I spent many a party telling friends about a near future in which all computers would be connected and we'd share information in ways never before possible. After a while, my friends started telling me, albeit politely, to shut up about this Internet thing. Most thought we'd never see the capabilities I was describing. But I was convinced, and switched the focus of my journalism coverage from general business to business technology. Turned out to be a good move.

While writing an article in 2000 on companies managing factories remotely—something made possible by the Internet—I heard about a technology called radio frequency identification. Once again, I experienced that adrenaline rush. I knew that RFID, like the Internet, would one day be ubiquitous. For my friends, it was déjà vu all over again. They thought I was crazy—especially when I sank all my time and money into creating a Web site devoted to RFID. Now, many people say it's not a question of if RFID will be widely deployed, but when. The technology is evolving rapidly, deployments in many industries are proliferating, and some companies are using RFID in ways no one imagined just a few years ago.

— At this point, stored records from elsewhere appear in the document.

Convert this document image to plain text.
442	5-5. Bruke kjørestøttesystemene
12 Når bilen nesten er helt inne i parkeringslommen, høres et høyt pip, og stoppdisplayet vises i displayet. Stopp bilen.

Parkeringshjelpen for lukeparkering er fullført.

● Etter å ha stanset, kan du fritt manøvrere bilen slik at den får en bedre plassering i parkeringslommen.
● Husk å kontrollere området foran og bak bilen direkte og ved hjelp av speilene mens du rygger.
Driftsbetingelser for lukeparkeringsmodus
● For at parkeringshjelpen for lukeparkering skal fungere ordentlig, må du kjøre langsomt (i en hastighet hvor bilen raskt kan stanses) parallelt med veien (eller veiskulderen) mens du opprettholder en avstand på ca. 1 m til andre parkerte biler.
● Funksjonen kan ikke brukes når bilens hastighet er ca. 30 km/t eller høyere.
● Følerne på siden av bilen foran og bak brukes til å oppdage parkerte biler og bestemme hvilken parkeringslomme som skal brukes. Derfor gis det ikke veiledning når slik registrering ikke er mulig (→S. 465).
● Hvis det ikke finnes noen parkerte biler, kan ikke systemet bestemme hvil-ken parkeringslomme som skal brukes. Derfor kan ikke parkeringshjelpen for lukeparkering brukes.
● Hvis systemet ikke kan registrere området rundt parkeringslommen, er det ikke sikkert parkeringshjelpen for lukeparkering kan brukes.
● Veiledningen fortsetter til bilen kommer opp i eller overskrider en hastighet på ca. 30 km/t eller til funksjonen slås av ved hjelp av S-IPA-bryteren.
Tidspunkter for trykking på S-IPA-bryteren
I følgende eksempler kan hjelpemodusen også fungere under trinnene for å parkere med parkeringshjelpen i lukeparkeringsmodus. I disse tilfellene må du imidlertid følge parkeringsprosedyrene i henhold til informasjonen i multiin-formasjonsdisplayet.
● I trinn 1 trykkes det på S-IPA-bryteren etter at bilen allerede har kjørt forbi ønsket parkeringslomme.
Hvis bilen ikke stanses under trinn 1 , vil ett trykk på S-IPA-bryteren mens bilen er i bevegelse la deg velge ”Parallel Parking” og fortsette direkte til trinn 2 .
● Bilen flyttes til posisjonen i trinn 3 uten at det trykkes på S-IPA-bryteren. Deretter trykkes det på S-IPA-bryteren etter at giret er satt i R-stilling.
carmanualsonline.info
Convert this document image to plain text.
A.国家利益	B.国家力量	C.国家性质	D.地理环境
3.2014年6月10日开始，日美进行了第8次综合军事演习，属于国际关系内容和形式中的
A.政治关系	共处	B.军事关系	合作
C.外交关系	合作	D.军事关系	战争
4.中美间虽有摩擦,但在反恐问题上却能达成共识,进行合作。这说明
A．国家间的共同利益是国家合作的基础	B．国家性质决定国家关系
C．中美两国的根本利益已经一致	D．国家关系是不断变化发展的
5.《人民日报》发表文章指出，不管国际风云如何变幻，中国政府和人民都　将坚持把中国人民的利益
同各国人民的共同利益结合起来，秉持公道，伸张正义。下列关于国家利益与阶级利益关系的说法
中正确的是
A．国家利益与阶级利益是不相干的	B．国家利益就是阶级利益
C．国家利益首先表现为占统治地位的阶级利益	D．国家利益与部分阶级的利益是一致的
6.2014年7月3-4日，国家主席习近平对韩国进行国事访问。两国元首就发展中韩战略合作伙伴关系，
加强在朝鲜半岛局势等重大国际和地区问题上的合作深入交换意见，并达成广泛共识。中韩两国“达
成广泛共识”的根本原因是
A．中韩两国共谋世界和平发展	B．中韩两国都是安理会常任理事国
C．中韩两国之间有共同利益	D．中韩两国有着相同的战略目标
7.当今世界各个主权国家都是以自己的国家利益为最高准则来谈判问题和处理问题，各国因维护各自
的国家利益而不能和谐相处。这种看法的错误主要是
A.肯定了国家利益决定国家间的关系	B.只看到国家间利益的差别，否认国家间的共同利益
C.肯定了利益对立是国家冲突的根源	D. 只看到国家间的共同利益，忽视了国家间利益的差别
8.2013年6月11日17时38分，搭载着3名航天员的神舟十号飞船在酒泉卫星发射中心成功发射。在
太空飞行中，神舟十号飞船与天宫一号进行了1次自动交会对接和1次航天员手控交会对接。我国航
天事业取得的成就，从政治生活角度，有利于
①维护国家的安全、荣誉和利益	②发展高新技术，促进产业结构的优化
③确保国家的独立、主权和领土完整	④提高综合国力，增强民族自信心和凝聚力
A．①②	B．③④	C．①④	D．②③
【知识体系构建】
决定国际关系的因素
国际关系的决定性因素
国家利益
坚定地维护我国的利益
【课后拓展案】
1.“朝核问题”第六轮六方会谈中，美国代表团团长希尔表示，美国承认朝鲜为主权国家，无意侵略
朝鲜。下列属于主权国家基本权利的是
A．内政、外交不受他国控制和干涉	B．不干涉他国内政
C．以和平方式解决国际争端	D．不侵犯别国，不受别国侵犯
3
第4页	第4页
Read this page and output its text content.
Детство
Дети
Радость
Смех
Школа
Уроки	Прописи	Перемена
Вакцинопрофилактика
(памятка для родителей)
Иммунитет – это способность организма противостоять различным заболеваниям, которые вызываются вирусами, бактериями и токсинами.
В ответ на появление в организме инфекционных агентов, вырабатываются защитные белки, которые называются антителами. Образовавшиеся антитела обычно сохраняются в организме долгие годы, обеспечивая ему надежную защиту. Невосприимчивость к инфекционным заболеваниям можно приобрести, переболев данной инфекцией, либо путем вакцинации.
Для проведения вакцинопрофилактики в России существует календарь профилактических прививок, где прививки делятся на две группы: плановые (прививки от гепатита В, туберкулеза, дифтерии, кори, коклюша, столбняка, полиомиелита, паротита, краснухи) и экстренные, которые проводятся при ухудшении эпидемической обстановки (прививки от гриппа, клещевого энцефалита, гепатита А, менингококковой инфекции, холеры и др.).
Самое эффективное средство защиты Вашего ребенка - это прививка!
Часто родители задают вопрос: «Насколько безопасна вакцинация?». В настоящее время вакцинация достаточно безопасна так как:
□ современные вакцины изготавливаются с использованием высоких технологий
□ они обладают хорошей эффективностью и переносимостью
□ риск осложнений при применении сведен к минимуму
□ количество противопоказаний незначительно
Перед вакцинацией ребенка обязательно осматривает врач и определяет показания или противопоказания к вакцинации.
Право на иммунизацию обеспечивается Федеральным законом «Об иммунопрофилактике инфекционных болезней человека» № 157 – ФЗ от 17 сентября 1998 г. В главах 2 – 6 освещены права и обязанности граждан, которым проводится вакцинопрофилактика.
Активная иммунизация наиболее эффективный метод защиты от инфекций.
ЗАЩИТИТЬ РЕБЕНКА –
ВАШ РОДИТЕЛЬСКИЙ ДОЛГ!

Yet, the mainstream business press and some businesspeople continue to see RFID only as a technology for tracking pallets, cases and items in the supply chain, though it's much, much more than that. So, in this special issue, we asked some of our leading contributors to imagine what it would be like to shop, travel, go to school, respond to an emergency, run a household and conduct business in a world where RFID is everywhere (see RFID 2030 and Put RFID in the Trash).

Will the world we've envisioned come to pass by 2030? I don't know—no one does. Some of the RFID applications we describe may never be adopted, but no doubt there'll be other innovations we couldn't begin to imagine.

The articles in this issue are meant to help readers understand that RFID is an enabling technology with myriad applications. Yes, RFID makes it possible for companies to cut costs and boost efficiencies. But it also promises to deliver customer services, protect our food and drug supply, help clean up our environment, improve health care and make life better overall. We hope our vision of the future will inspire RFID technology providers and end users to think, imagine and innovate.

Mark Roberti is the founder and editor of RFID Journal.